Effects of phorbol myristate acetate and sivelestat on the lung injury caused by fat embolism in isolated lungs

Abstract

Background: Fat embolism syndrome (FES) associated with acute lung injury (ALI) is a clinical condition following long bone fracture. We have reported 14 victims due to ALI with FES. Our laboratory has developed an animal model that produced fat emboli (FE). The major purpose of this study was to test whether neutrophil activation with phorbol myristate acetate (PMA) and inhibition with sivelestat (SVT) exert protection on the lung.

Methods: The lungs of Sprague-Dawley rats were isolated and perfused. FE was produced by addition of corn oil micelles into the lung perfusate. PMA and SVT were given simultaneously with FE. Parameters such as lung weight/body weight ratio, LW gain, exhaled nitric oxide (NO), protein concentration in bronchoalveolar lavage relating to ALI were measured. The neutrophil elastase (NE), myeloperoxidase, malondialdehyde and phopholipase A₂ activity were determined. We also measured the nitrate/nitrite, methyl guanidine (MG), and cytokines. Pulmonary arterial pressure and microvascular permeability were assessed. Lung pathology was examined and scored. The inducible and endothelial NO synthase (iNOS and eNOS) were detected.

Results: FE caused ALI and increased biochemical factors. The challenge also resulted in pulmonary hypertension and increased microvascular permeability. The NE appeared to be the first to reach its peak at 1 hr, followed by other factors. Coadministration with PMA exacerbated the FE-induced changes, while SVT attenuated the effects of FE.

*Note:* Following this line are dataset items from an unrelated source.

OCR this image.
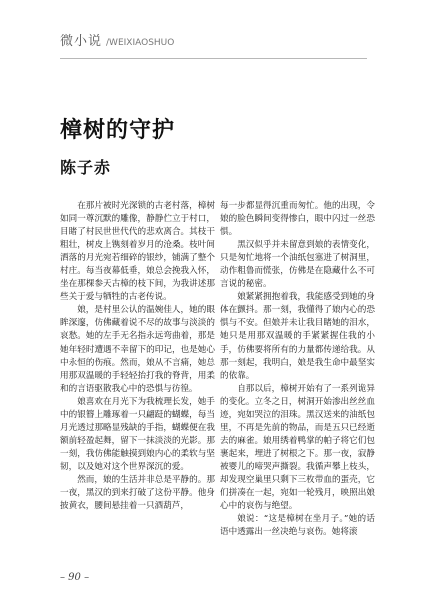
微小说 /WEIXIAOSHUO
樟树的守护
陈子赤

在那片被时光深锁的古老村落，樟树如同一尊沉默的雕像，静静伫立于村口，目睹了村民世世代代的悲欢离合。其枝干粗壮，树皮上镌刻着岁月的沧桑。枝叶间洒落的月光宛若细碎的银纱，铺满了整个村庄。每当夜幕低垂，娘总会挽我入怀，坐在那棵参天古樟的枝下间，为我讲述那些关于爱与牺牲的古老传说。

娘，是村里公认的温婉佳人，她的眼眸深邃，仿佛藏着说不尽的故事与淡淡的哀愁。她的左手无名指永远弯曲着，那是她年轻时遭遇不幸留下的印记，也是她心中永恒的伤痕。然而，娘从不言痛，她总用那双温暖的手轻轻抬打我的脊背，用柔和的言语驱散我心中的恐惧与彷徨。

娘喜欢在月光下为我梳理长发，她手中的银簪上雕琢着一只翩跹的蝴蝶，每当月光透过那略显残缺的手指，蝴蝶便在我额前轻盈起舞，留下一抹淡淡的光影。那一刻，我仿佛能触摸到娘内心的柔软与坚韧，以及她对这个世界深沉的爱。

然而，娘的生活并非总是平静的。那一夜，黑汉的到来打破了这份平静。他身披黄衣，腰间悬挂着一只酒葫芦，

每一步都显得沉重而匆忙。他的出现，令娘的脸色瞬间变得惨白，眼中闪过一丝恐惧。

黑汉似乎并未留意到娘的表情变化，只是匆忙地将一个油纸包塞进了树洞里，动作粗鲁而慌张，仿佛是在隐藏什么不可言说的秘密。

娘紧紧拥抱着我，我能感受到她的身体在颤抖。那一刻，我懂得了娘内心的恐惧与不安。但娘并未让我目睹她的泪水，她只是用那双温暖的手紧紧握住我的小手，仿佛要将所有的力量都传递给我。从那一刻起，我明白，娘是我生命中最坚实的依靠。

自那以后，樟树开始有了一系列诡异的变化。立冬之日，树洞开始渗出丝丝血迹，宛如哭泣的泪珠。黑汉送来的油纸包里，不再是先前的物品，而是五只已经逝去的麻雀。娘用绣着鸭掌的帕子将它们包裹起来，埋进了树根之下。那一夜，寂静被婴儿的啼哭声撕裂。我循声攀上枝头，却发现空巢里只剩下三枚带血的蛋壳，它们拼凑在一起，宛如一轮残月，映照出娘心中的哀伤与绝望。

娘说：“这是樟树在坐月子。”她的话语中透露出一丝决绝与哀伤。她将滚

– 90 –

Conclusions: The FE-induced lung changes were enhanced by PMA, while SVT had the opposite effect. Sivelestat, a neutrophil inhibitor may be a therapeutic choice for patients with acute respiratory distress syndrome (ARDS) following fat embolism.

Figure 1

Lung weight/body weight (LW/BW) ratio (A), LW gain (LWG) (B), exhaled NO (C) and PCBAL (D) in isolated perfused lung following fat embolism (FE), FE + phorbol myristate acetate (PMA) and FE + sivelestat (SVT). *p < 0.05 vs. vehicle; ⁺p < 0.05 FE + PMA vs. FE; and ^§p < 0.05 FE + SVT vs. FE.

Figure 2

Increases in pulmonary arterial pressure (A) and microvascular permeability (B) in isolated lung caused by FE. Cotreatment with PMA enhanced the pulmonary hypertension and capillary filtration, while FE with SVT attenuated the changes in pulmonary arterial pressure and capillary permeability. *p < 0.05 vs. vehicle; ⁺p < 0.05 FE + PMA vs. FE; and ^§p < 0.05 FE + SVT vs. FE.

Figure 3

Histopathology of the lung tissue in vehicle (A), FE (B), FE + PMA (C) and FE + SVT (D) groups. FE caused severe alveolar edema and hemorrhage with inflammatory cell infiltration. Coadministration with PMA enhanced, but SVT diminished the lung pathology.

Figure 4

Time course of changes in neutrophil elastase (A), myeloperoxidase (B), malondialdehyde (C) and phospholipase A₂ (D) in lung perfusate of vehicle, FE, FE + PMA and FE + SVT groups. *p < 0.05 vs. vehicle; ⁺p < 0.05 FE + PMA vs. FE; and ^§p < 0.05 FE + SVT vs. FE.

Figure 5

Biochemical changes of nitrate/nitrite (A), methyl guanidine (B), tumor necrosis factor_α (C) and interleukin-1_β (D) in various groups. FE significantly elevated these biochemical factors. Cotreatment with PMA exacerbated these changes, while FE with SVT mitigated the changes in these mediators. *p < 0.05 vs. vehicle; ⁺p < 0.05 FE + PMA vs. FE; and ^§p < 0.05 FE + SVT vs. FE.

Figure 6

Expression of inducible NO synthase (iNOS) and endothelial NO synthase (eNOS) mRNA by reverse transcriptase chain reaction in various groups (A). The iNOS/GAPDH and eNOS/GAPDH ratios (B) were increased by FE (*p < 0.05). Coadministration with PMA increased the iNOS and eNOS expression (⁺p < 0.05), while SVT attenuated the mRNA expression of iNOS and eNOS (^§p < 0.05).